マカオ特別行政区政府が入札プロセスの結果に何を期待しているのかはまだ分からない一方で、つい最近の4月までは、経済財政庁長官が、政府は2002年のプロセスで達成したよりも多くのものを次の回では期待していると示唆していた。
長官は、「2003年のゲーミング自由化(原文ママ)と2022年の再入札は異なるレベルでの話し合いだ。2003年、マカオには選択できるほどの十分な条件はなかった。今はゲーミング業界の方向性を決めるための余裕と条件が以前よりもある」と述べた。

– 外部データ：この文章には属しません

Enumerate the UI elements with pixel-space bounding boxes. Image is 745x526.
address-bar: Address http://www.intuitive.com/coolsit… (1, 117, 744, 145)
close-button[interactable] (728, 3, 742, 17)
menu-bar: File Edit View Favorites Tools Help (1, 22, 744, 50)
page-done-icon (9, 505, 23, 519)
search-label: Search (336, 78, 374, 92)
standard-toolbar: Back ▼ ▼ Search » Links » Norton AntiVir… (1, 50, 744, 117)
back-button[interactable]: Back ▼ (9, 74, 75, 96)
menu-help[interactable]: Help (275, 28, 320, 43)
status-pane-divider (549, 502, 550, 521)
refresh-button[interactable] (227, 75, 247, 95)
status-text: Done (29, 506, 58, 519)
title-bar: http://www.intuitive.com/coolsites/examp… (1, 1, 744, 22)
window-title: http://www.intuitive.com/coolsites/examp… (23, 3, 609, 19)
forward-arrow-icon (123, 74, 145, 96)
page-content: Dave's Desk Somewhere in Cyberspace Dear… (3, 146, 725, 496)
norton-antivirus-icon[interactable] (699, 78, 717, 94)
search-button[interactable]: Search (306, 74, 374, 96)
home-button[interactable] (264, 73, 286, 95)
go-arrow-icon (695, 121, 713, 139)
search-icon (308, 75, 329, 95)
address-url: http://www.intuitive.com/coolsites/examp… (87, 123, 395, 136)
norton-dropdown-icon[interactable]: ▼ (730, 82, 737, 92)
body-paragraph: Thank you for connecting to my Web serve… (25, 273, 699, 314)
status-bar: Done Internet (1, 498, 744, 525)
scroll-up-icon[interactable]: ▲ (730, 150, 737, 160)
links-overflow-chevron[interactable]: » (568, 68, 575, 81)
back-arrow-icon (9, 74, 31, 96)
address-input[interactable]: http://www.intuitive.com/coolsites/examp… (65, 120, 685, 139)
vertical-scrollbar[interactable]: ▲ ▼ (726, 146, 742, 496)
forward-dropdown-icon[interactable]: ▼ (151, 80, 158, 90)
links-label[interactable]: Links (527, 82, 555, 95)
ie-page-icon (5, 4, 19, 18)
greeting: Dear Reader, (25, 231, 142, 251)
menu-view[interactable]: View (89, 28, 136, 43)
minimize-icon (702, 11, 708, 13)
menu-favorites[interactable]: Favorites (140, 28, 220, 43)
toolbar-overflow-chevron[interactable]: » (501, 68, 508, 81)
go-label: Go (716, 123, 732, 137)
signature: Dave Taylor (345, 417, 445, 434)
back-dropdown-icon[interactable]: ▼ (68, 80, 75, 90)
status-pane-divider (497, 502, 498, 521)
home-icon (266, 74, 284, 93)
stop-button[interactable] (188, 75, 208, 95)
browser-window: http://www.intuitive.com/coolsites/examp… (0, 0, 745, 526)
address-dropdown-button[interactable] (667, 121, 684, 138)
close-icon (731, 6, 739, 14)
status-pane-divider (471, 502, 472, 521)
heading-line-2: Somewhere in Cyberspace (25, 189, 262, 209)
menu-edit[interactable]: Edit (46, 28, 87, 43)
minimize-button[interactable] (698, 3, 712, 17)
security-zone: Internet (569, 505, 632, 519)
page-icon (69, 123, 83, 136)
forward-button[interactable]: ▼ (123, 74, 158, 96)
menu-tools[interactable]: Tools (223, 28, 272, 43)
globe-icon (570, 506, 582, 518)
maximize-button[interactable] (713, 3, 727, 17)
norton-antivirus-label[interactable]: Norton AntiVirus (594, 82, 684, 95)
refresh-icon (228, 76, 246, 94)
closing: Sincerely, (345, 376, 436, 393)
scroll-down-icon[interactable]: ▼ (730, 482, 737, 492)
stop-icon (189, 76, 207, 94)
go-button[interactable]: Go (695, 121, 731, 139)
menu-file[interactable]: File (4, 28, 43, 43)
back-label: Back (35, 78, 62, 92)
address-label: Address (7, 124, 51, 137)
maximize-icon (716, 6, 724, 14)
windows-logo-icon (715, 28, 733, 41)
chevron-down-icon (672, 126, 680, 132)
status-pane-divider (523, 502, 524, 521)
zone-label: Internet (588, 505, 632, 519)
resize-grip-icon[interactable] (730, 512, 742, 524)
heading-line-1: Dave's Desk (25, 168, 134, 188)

7月末に近づく中、長官の自信を共有するのは難しい。今、ゲーミング業界の方向性は、政府や事業者の手が及ばない力によって決められている。パンデミックが世界経済に打撃を与える期間が長引くほど、新型コロナウイルスが最終的に克服された時、またはその地域での市中感染がなくなった時に、活動がかつてのレベル近くにまで跳ね戻る可能性は低くなる。ヨーロッパ、シンガポール、日本、オーストラリアなどで見られているいわゆる感染拡大第2波は、U字またはW字回復の長期化というシナリオがより現実的であることを示唆している。
関係ないが、経済専門家の間では幅広く、サプライチェーンの崩壊または破損、強制的な小売店の長期休業、職場慣行の混乱、大恐慌レベルの失業率による労働者の解雇、避けられない政府の金融刺激策の先細り、そしてオンラインでの購入に慣れてきた顧客に影響を及ぼす恐怖心からプライベートセクターが立ち直るには、何十年とまではいかなくとも何年もかかるということで意見が一致してきているようだ。
政府が2022年6月に現在のコンセッション期限が切れた後、入札を進めるということは、次善の結末を迎えるということだ。行政長官は実行可能な選択肢を持っている。それは、法律第16/2001号13条3項に帰属する裁量を用いて、一方的に既存のコンセッションの期間を延長すること。新型コロナが、その裁量の発動に必要な「 例外的状況」を示していることに疑いがあるはずもない。
上限となる5年間、コンセッション期間を延長することで、コンセッション保有者には再調整し、回復するチャンスが与えられるだろう。また、新規参入の候補者には、コロナ後のマカオの業界としてのパフォーマンスを追う時間がさらに与えられることにもなる。2022年に入札を行うことによって、コロナ後のゲーミングまたは非ゲーミング粗収益のどちらかが回復するというのは決して明らかではない。
今後の入札を延期するメリットとは、延期によって政府には先延ばしとなっているパブリック・コメントの結果を処理する、そして可能な限りの規制改善および効率化を健闘する時間的余裕を与えてくれることだ。それによって確実性は増し、事業者にとってはコンプライアンス費用が減る。
さらにもう一つ、はっきりと目に見えるメリットというのが、政府はコンセッション期間を、マカオそしてその基本法が事実上期限切れを迎える2049年12月まで延長できるという点だ。現在のコンセッションが2027年まで延長されたと想定すると、次の新コンセッションに22年間を残すこととなり、その期間は各コンセッションの現在の期間よりもたった2年間長いだけということになる。もし、2022年に入札が進められれば、その誘惑というのは期間短縮かもしれない。たとえば15年など。そして最後の12年間の期間から可能なことを考え出すのは次の政権ということになる。確実にプレミアが付く。故に2回の短い期間よりも長い最終的な期間というのは、マカオにより優れた結果を生み出す可能性が非常に高い。
政府はどのような方向に進もうとも、新コンセッションの付与に高いプレミア性を積極的に求めるのであれば、反発に備えておくべきだ。パンデミックのリスクは新型コロナウイルスに限られたことではない。鳥インフルエンザ、豚インフルエンザ、MERSそしてSARSの全てが今でもパンデミックの可能性を持っており、その全てが過去20年の間にアジアに影響を与えた。
事業者はそのようなウイルスが特に、旅行、カジノフロア、集会や会議用スペース、そしてホテル客室稼働率に与える長期的な影響への新たな対応策を構築しなければならない。事業者が、マカオまたは別の場所での新統合型リゾート建設に何千億円ものお金を積極的につぎ込むことを確実に見込むことはできない。この次々と展開する新たな動きを理解することに消極的であることは、衰退を予兆させる。